Et nous en sommes restées là.
Jeudi matin, en revanche, à 8 h 29 précisément, cela faisait déjà une heure que j’étais sur le pont, lorsque je suis allée la voir sur un dossier. Elle était d’agréable humeur et, pour une fois, nous avons été parfaitement raccord sur le boulot.
J’en ai donc profité :
— Sinon, sur un autre sujet : avez-vous pu voir ce dont on s’était parlé juste avant les vacances ?
— C’est-à-dire ?
— Ma non-augmentation…
— Ah oui ! Non, je n’ai pas pu voir mais je n’ai pas oublié. Je reviens vers vous rapidement.
Pas revêche, pas pète-sec. Elle a même semblé plutôt gentille et concernée.
Je ne sais comment l’interpréter. Si elle avait eu des griefs contre moi, mon boulot, elle me l’aurait dit direct, non ? Donc, je ne sais pas. J’attends. Et si rien ne vient d’ici la fin du mois, je remettrai une pièce dans la machine…
Ah lundi aussi, c’était la rentrée de Raoul qui est passé voir les changements de mon « chantier ». Splendide, le Raoul. Tout bronzé, avec ses yeux bleu clair qui ressortaient particulièrement bien…

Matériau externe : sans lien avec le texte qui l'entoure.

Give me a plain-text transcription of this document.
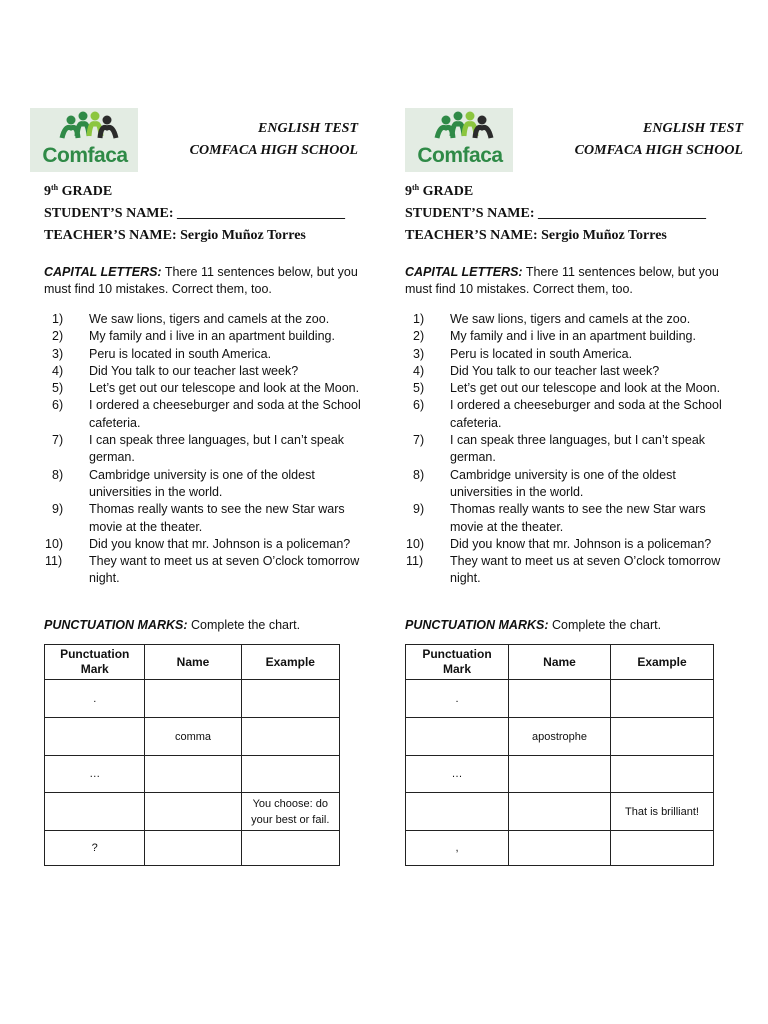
Comfaca
ENGLISH TEST
COMFACA HIGH SCHOOL
9th GRADE
STUDENT’S NAME: ________________________
TEACHER’S NAME: Sergio Muñoz Torres
CAPITAL LETTERS: There 11 sentences below, but you must find 10 mistakes. Correct them, too.
1)	We saw lions, tigers and camels at the zoo.
2)	My family and i live in an apartment building.
3)	Peru is located in south America.
4)	Did You talk to our teacher last week?
5)	Let’s get out our telescope and look at the Moon.
6)	I ordered a cheeseburger and soda at the School cafeteria.
7)	I can speak three languages, but I can’t speak german.
8)	Cambridge university is one of the oldest universities in the world.
9)	Thomas really wants to see the new Star wars movie at the theater.
10)	Did you know that mr. Johnson is a policeman?
11)	They want to meet us at seven O’clock tomorrow night.
PUNCTUATION MARKS: Complete the chart.
Punctuation Mark	Name	Example
.		
	comma	
…		
		You choose: do your best or fail.
?		
Comfaca
ENGLISH TEST
COMFACA HIGH SCHOOL
9th GRADE
STUDENT’S NAME: ________________________
TEACHER’S NAME: Sergio Muñoz Torres
CAPITAL LETTERS: There 11 sentences below, but you must find 10 mistakes. Correct them, too.
1)	We saw lions, tigers and camels at the zoo.
2)	My family and i live in an apartment building.
3)	Peru is located in south America.
4)	Did You talk to our teacher last week?
5)	Let’s get out our telescope and look at the Moon.
6)	I ordered a cheeseburger and soda at the School cafeteria.
7)	I can speak three languages, but I can’t speak german.
8)	Cambridge university is one of the oldest universities in the world.
9)	Thomas really wants to see the new Star wars movie at the theater.
10)	Did you know that mr. Johnson is a policeman?
11)	They want to meet us at seven O’clock tomorrow night.
PUNCTUATION MARKS: Complete the chart.
Punctuation Mark	Name	Example
.		
	apostrophe	
…		
		That is brilliant!
,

Oui, j’avoue, à une époque, j’avais un petit faible pour Raoul. Au grand étonnement général parce que personne autour de moi ne semblait comprendre ce que je pouvais bien lui trouver. Moi, j’aime son calme, son absence totale de goût pour le babillage et j’ai toujours eu un faible pour les gens capables de faire des choses de leurs mains.
Bon, cela m’est passé. Mais c’est vrai qu’il a de beaux yeux.

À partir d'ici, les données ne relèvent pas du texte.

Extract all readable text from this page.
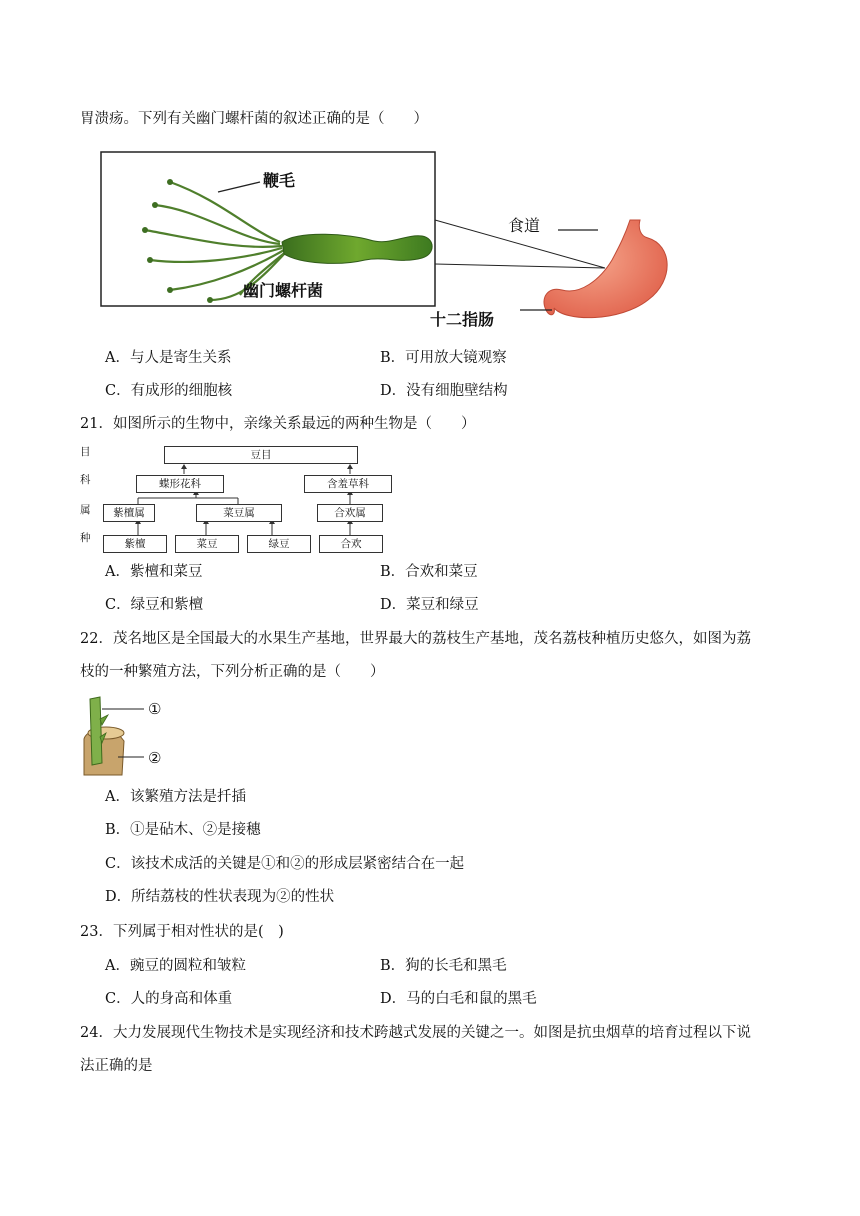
胃溃疡。下列有关幽门螺杆菌的叙述正确的是（　　）
鞭毛
幽门螺杆菌
食道
十二指肠
A．与人是寄生关系	B．可用放大镜观察
C．有成形的细胞核	D．没有细胞壁结构
21．如图所示的生物中，亲缘关系最远的两种生物是（　　）
目
科
属
种
豆目
蝶形花科	含羞草科
紫檀属	菜豆属	合欢属
紫檀	菜豆	绿豆	合欢
A．紫檀和菜豆	B．合欢和菜豆
C．绿豆和紫檀	D．菜豆和绿豆
22．茂名地区是全国最大的水果生产基地，世界最大的荔枝生产基地，茂名荔枝种植历史悠久，如图为荔
枝的一种繁殖方法，下列分析正确的是（　　）
①
②
A．该繁殖方法是扦插
B．①是砧木、②是接穗
C．该技术成活的关键是①和②的形成层紧密结合在一起
D．所结荔枝的性状表现为②的性状
23．下列属于相对性状的是(　)
A．豌豆的圆粒和皱粒	B．狗的长毛和黑毛
C．人的身高和体重	D．马的白毛和鼠的黑毛
24．大力发展现代生物技术是实现经济和技术跨越式发展的关键之一。如图是抗虫烟草的培育过程以下说
法正确的是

Bref, lundi soir, nous avons fait le tour. Comme souvent avec lui, je lui ai montré et expliqué les problématiques et l’on a discuté ensemble des solutions les plus simples et, si possible, les moins coûteuses.
Je lui ai d’ailleurs clairement annoncé la couleur : comme je cours un peu après l’argent en ce moment, les 300 euros que je lui avais donnés d’avance pour refaire mes persiennes — qu’il va finalement me rendre et simplement remettre en place — seraient fort bien employés à couvrir la majeure partie des travaux supplémentaires comme… la journée mini-pelle.
En gros, arracher les souches, abattre les arbres morts, même celui qui fait 6 mètres de haut – Pas difficile, faut juste qu’il tombe du bon côté – dixit Raoul, évacuer les branchages, décaisser les 10m² de bosse de terre et de racines de ce punaise de lierre de mes deux…
La mini-pelle : sauveteuse de mes bras-épaules fibromyalgiés et épuisés.
Mais pas tout de suite, ne t’emballe pas, Raoul. Sinon, il faut que je cavale encore pour finir de descendre les derniers trucs et de débroussailler les ronces… Oui, on verra ça en octobre.
Et donc, sauf imprévu, Raoul revient lundi avec au programme : terminer enfin la marquise au-dessus de la porte de cuisine, essayer de comprendre pourquoi le spot extérieur fonctionne un jour et pas le lendemain, sceller la plaque du regard de l’évacuation de la cuisine, fixer le moteur de ma porte de garage, remettre une pente digne de ce nom à l’une des gouttières, recoller son té fuyard et voir ce qu’il peut faire, à moindre coût, pour rendre complètement étanche le toit des appentis.
Si tout va bien, mardi prochain, je pourrai enfin fumer ma clope sur le pas de la porte de cuisine correctement abritée sous ma marquise, sans rentrer mes cendriers chaque fois qu’il pleut trois gouttes, et je pourrai même laisser mon barbecue électrique sur le rebord de la fenêtre.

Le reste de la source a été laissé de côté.